Notice 2004-8 responds to an arrangement marketed by Grant Thornton, and probably others, in which taxpayers would set up C corporations owned by Roth IRAs. This would be done by establishing a corporation within a Roth IRA and funnelling income from another corporation to the Roth IRA corporation, often in the form of “management fees.” The fees might be in just the amount needed to use up the lower corporation rate brackets, resulting in reduced current taxes. While the Roth IRA-owned corporation would be subject to tax, dividends and proceeds from the sale of corporate stock would be permanently tax free.
Grant Thorton got into a legal battle with the IRS over this transaction when the IRS sought a list of its clients using the transaction.
Individual taxpayers who fail to report a listed transaction on form 8886 are subject to a non-waivable $100,000 penalty. The penalty for trusts, corporations and partnerships is $200,000. For more on these penalties, go here.



Thursday, December 2nd, 2004 by Joe Kristan

The American Jobs Creation Act signed into law in October adds severe penalties to the tax law for failure to properly report transactions with tax shelter potential. These penalties respond to the lucrative and widely-marketed tax shelters generated by major accounting and law firms beginning in the 1990s.
Legislation against tax abuses is difficult to draft narrowly, and Congress ends up firing into the crowd to stop the tax abusers. This can be nerveracking to the rest of the crowd.
The part of the new legislation that frays our nerves is the severe penalties for failing to properly disclose “reportable” transactions. These rules are designed to force tax shelter-users to let the IRS know about dicey tax shelters by imposing severe penalties if they don’t disclose them properly. These penalties apply strictly for failure to disclose – even if the tax benefits of the transaction are upheld, the failure to disclose is subject to penalties.
The new tax law disclosure penalties have two levels. Failure to properly disclose a “reportable” transaction carries a $10,000 fine on an individual return and a $50,000 fine on a corporation, partnership or trust return. This fine can be waived under some some circumstances.
Failure to properly disclose a “listed” transaction carries a $100,000 fine for individuals and a $200,000 fine for other entities. Worse, this fine may not be waived. “Listed” transactions are those that the IRS has identified by published guidance as such – and transactions “substantially similar” to identified transactions.
Most taxpayers won’t run into “reportable” or “listed” transactions in their day-to-day financial life, fortunately. The severity of the penalties makes it important for taxpayers to be aware of them.
For business taxpayers, contingent fee transactions are the “reportable” transactions most likely to be encountered. These will include any transaction where the fee depends on tax savings or deductions achieved. Common examples include depreciation studies (e.g., building cost component studies) and research credit studies.
Individuals are most likely to encounter listed or reportable transactions vicariously through partnership investments.

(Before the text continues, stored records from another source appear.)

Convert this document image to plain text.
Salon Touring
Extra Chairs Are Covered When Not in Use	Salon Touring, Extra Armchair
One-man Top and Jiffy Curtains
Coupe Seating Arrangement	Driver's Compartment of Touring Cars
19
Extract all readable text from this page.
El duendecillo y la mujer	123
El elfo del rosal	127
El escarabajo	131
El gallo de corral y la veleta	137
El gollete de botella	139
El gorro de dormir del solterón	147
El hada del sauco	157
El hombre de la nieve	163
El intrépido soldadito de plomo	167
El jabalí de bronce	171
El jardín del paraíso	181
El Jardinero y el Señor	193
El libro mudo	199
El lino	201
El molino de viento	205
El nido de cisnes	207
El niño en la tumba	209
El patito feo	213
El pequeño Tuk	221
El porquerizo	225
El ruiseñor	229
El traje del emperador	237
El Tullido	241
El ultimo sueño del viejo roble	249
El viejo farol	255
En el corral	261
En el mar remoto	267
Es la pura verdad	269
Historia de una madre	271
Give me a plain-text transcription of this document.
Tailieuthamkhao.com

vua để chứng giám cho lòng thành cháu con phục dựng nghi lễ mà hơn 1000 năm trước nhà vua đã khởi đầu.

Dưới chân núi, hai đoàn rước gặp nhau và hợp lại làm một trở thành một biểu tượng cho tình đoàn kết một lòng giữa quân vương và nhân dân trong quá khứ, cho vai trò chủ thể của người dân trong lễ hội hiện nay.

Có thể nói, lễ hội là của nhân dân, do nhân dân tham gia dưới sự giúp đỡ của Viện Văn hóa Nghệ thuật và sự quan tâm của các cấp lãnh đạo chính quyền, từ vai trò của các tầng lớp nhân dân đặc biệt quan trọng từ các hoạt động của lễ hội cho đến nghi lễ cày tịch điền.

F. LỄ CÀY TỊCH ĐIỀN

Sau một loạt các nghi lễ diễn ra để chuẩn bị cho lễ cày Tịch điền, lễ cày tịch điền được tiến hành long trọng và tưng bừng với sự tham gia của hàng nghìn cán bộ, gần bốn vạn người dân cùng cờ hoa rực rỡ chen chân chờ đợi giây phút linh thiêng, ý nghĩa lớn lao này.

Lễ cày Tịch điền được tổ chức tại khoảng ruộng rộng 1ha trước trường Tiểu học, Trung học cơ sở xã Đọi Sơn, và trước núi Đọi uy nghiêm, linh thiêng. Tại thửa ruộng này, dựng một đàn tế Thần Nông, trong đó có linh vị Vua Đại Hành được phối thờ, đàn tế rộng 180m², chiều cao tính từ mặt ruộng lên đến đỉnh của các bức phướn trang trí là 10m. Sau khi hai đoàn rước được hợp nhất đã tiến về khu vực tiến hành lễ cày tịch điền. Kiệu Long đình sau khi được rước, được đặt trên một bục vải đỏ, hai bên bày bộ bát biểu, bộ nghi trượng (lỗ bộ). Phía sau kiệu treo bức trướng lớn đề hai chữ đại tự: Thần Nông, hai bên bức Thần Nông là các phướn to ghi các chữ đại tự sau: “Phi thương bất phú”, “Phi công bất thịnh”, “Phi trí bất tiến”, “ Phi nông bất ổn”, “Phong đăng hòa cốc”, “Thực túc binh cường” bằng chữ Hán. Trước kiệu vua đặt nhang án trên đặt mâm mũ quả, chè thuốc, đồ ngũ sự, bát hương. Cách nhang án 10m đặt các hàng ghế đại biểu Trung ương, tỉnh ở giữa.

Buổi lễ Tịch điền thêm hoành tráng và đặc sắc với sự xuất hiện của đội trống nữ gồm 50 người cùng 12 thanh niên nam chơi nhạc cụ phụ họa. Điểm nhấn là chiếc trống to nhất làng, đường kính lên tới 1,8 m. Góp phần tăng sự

Many hedge funds and widely-held partnerships are involved in transactions they feel might be “similar” to listed transactions, so they protect themselves from the $200,000 fine by disclosing them.
Partners in such funds are also required to comply with the disclosure requirements. Partnerships will let partners know about these requirements by providing them with Forms 8886 at the same time they provide their year-end K-1s.
It is crucial for partners to supply their tax preparers with all tax information from their partnerships – including any Forms 8886. Partners can’t avoid the $100,000 disclosure penalty by simply not telling their preparers about their Forms 8886.
The Tax Update is beginning a series on various listed and reportable transactions. Why? With $100,000 – $200,000 non-waivable penalties, inquiring minds might want to know what these things are. Meanwhile, you can find the current collection of “listed transactions” in Notice 2004-67. There are 30 of them, so we won’t run short of material.